— Никаких выходов за пределы лагеря…
Передовой пост под старым буком начал жить самостоятельной жизнью. Воды поблизости нет, но снега предостаточно, и потому не надо было искать родник. Остальные три поста оставались под скалой, у родника и на тропинке. Тут ближайшие подступы к лагерю, и дальше ходить нельзя. Кто нарушит приказ, того ждет строгое наказание.
Пришли дни размышлений и разнообразных занятий. На полу землянки появились шашечные квадраты. Головы склонились над игрой, и часто были слышны досадные возгласы. Особенно сердились те, кто проигрывал. Им казалось, все дело в том, что они просмотрели ход противника. В первые дни Дамян часто выходил из землянки, с надеждой глядел на небо, может, где-нибудь засинеет, но постепенно надежда угасла. Снег продолжал идти — тихо, упорно. Не зная, чем заняться, Дамян вторично взял книгу Велко. Она была в мягкой обложке, большого формата и с рисунками. Медленно перелистал ее от первой до последней страницы и нехотя вернулся к началу. Стал читать и не смог оторваться, пока не кончил. Некий бледнолицый пассажир отправляется в путешествие, чтобы встретиться с детством, с молодостью, со страданиями любимой из отдаленной горной деревушки. Вечно озабоченная мать, готовая все отдать детям; отец, целую жизнь ожидающий сыновней благодарности, — все это вдруг вернуло его к чему-то земному и знакомому до боли, суровому и страшному в своей правоте. Дамян почувствовал, как увлажнились глаза, лег на спину и положил раскрытую книгу на лицо. «Значит, есть и другая поэзия, главное в которой — человечность». Он долго лежал, вслушиваясь в удары сердца, легкое движение мыслей и в сумасшедшую боль воспоминаний.
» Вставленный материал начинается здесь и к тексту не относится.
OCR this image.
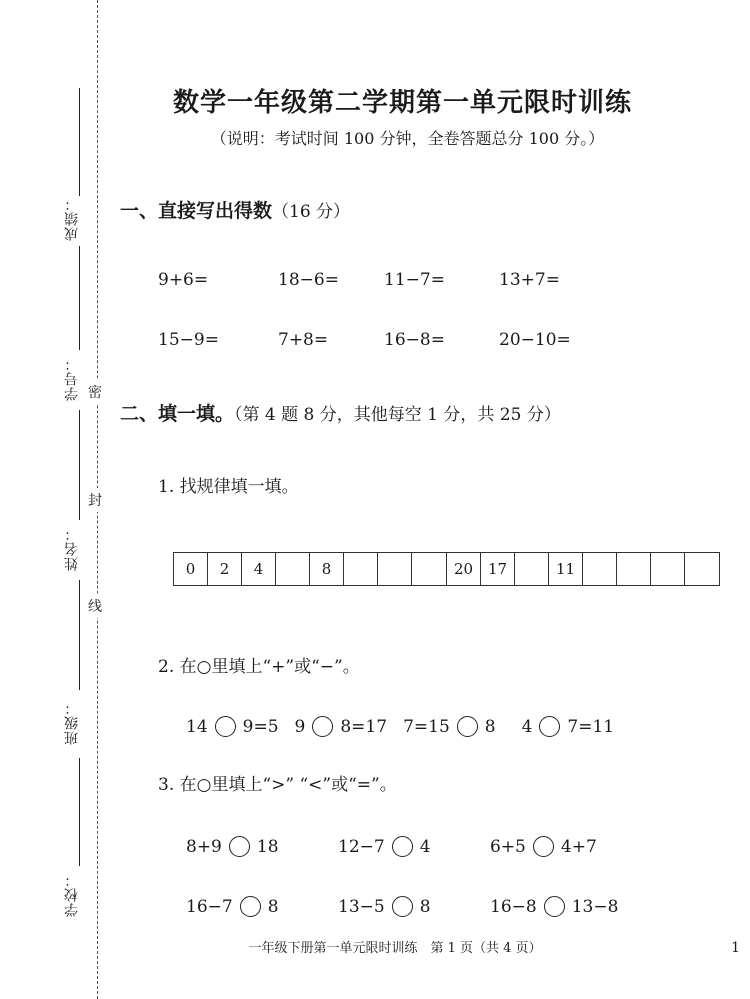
成绩：
学号：
姓名：
班级：
学校：
密
封
线
数学一年级第二学期第一单元限时训练
（说明：考试时间 100 分钟，全卷答题总分 100 分。）
一、直接写出得数（16 分）
9+6=	18−6=	11−7=	13+7=
15−9=	7+8=	16−8=	20−10=
二、填一填。（第 4 题 8 分，其他每空 1 分，共 25 分）
1. 找规律填一填。
0	2	4	8	20 17	11
2. 在○里填上“+”或“−”。
14 9=5 9 8=17 7=15 8 4 7=11
3. 在○里填上“>” “<”或“=”。
8+9 18	12−7 4	6+5 4+7
16−7 8	13−5 8	16−8 13−8
一年级下册第一单元限时训练　第 1 页（共 4 页）	1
Его мать была как та мать, отдававшая себя детям, но он не смог даже прийти на ее похороны. Отец никогда не говорил ему, что надеется на помощника, но разве надо об этом говорить, когда можно и самому догадаться. У сестры свое гнездо, брата гоняют по тюрьмам и концлагерям, а он ушел в лес, и землянка стала его купе, из окошка которого Дамян видит фильм воспоминаний. Верно, сам он не похож на того бледнолицего путешественника, ведет суровую жизнь, лицо его обветрено, враги ясны и неизменны, лишь душа, оказывается, осталась доброй и человечной, так что может размягчиться от простых, неподдельных слов. Он долго лежал с книгой на лице, опасаясь, как бы Велко ее не снял и не увидел его столь непривычно разнеженным…
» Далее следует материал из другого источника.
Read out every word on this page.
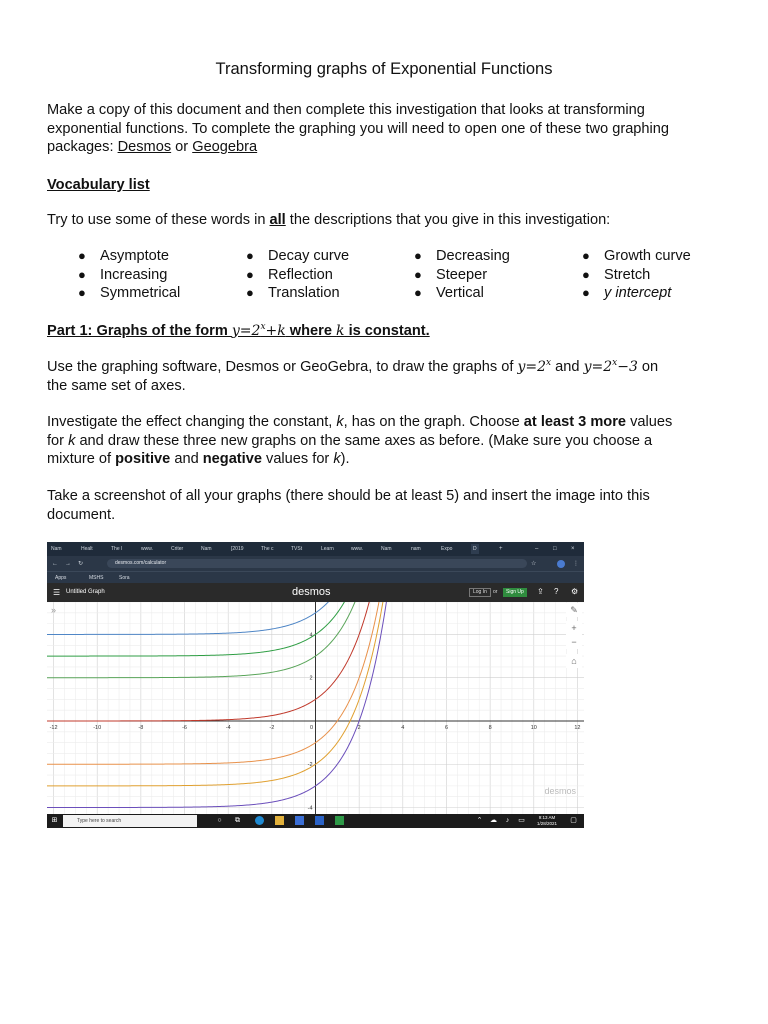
Transforming graphs of Exponential Functions
Make a copy of this document and then complete this investigation that looks at transforming
exponential functions. To complete the graphing you will need to open one of these two graphing
packages: Desmos or Geogebra
Vocabulary list
Try to use some of these words in all the descriptions that you give in this investigation:
● Asymptote
● Increasing
● Symmetrical
● Decay curve
● Reflection
● Translation
● Decreasing
● Steeper
● Vertical
● Growth curve
● Stretch
● y intercept
Part 1: Graphs of the form $y=2^x+k$ where k is constant.
Use the graphing software, Desmos or GeoGebra, to draw the graphs of $y=2^x$ and $y=2^x-3$ on
the same set of axes.
Investigate the effect changing the constant, k, has on the graph. Choose at least 3 more values
for k and draw these three new graphs on the same axes as before. (Make sure you choose a
mixture of positive and negative values for k).
Take a screenshot of all your graphs (there should be at least 5) and insert the image into this
document.
Nam	Healt	The I	www.	Criter	Nam	[2019	The c	TVSt	Learn	www.	Nam	nam	Expo	D	+	– □ ×
← → ↻	desmos.com/calculator	☆	⋮
Apps	MSHS	Sora
☰ Untitled Graph	desmos	Log In	or	Sign Up	⇪ ? ⚙
-12	-10	-8	-6	-4	-2	0	2	4	6	8	10	12
-4
-2
2
4
»	✎
+
−
⌂
desmos
⊞	Type here to search	○	⧉	⌃ ☁	♪	▭	9:13 AM
1/28/2021 ▢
И так он уснул. Когда проснулся, первым делом спросил:
— Снег все идет?
— Идет…
Он повернулся лицом к стене: пусть думают, что спит. Книги не было видно, но она ему больше и не нужна. У него есть своя книга, и он читает и перечитывает ее, как печальную поэму: молодость, которая проходит, не дав ему любящей женщины и возможности сказать слова любви — не потому, что их у него нет, но потому, что выпало такое время. Ну, кому он их скажет? Деревьям? Горам? Камням? Той, которая должна бы услышать их, уже нет. Ее забили до смерти в полицейских участках, потом выбросили, сказав, что ее убили при попытке к бегству. Она проходила по одному с ним процессу. Была красивой, молодой, но не выжила, хотя и победила их в своей смерти. Есть разве у него право размягчаться теперь, когда столько людей ждут от него верного направления и надежности? Нет, этого права у него нет. Время такое, что человеческое в человеке уходит куда-то вглубь. Но все же оно существует и в подходящий момент удивляет тебя именно тем, что оно есть… Он встал, спустил ноги с нар и спросил Велко:
— Нет ли у тебя сигареты?
— Сигареты нет, но есть табак…
— Дай…
Дамян долго скручивал цигарку из газетной бумаги и все не глядел на комиссара. Прикурил. Посмотрев на него, сказал:
— Хорошая книга… Напрасно я на тебя огрызнулся. Ребята запасаются хлебом, сыром, а ты — книгами, поэзией, но… ты хорошо сделал… Я лишь хочу спросить: кто этот Янтай Кавалов, которому адресована надпись на книге?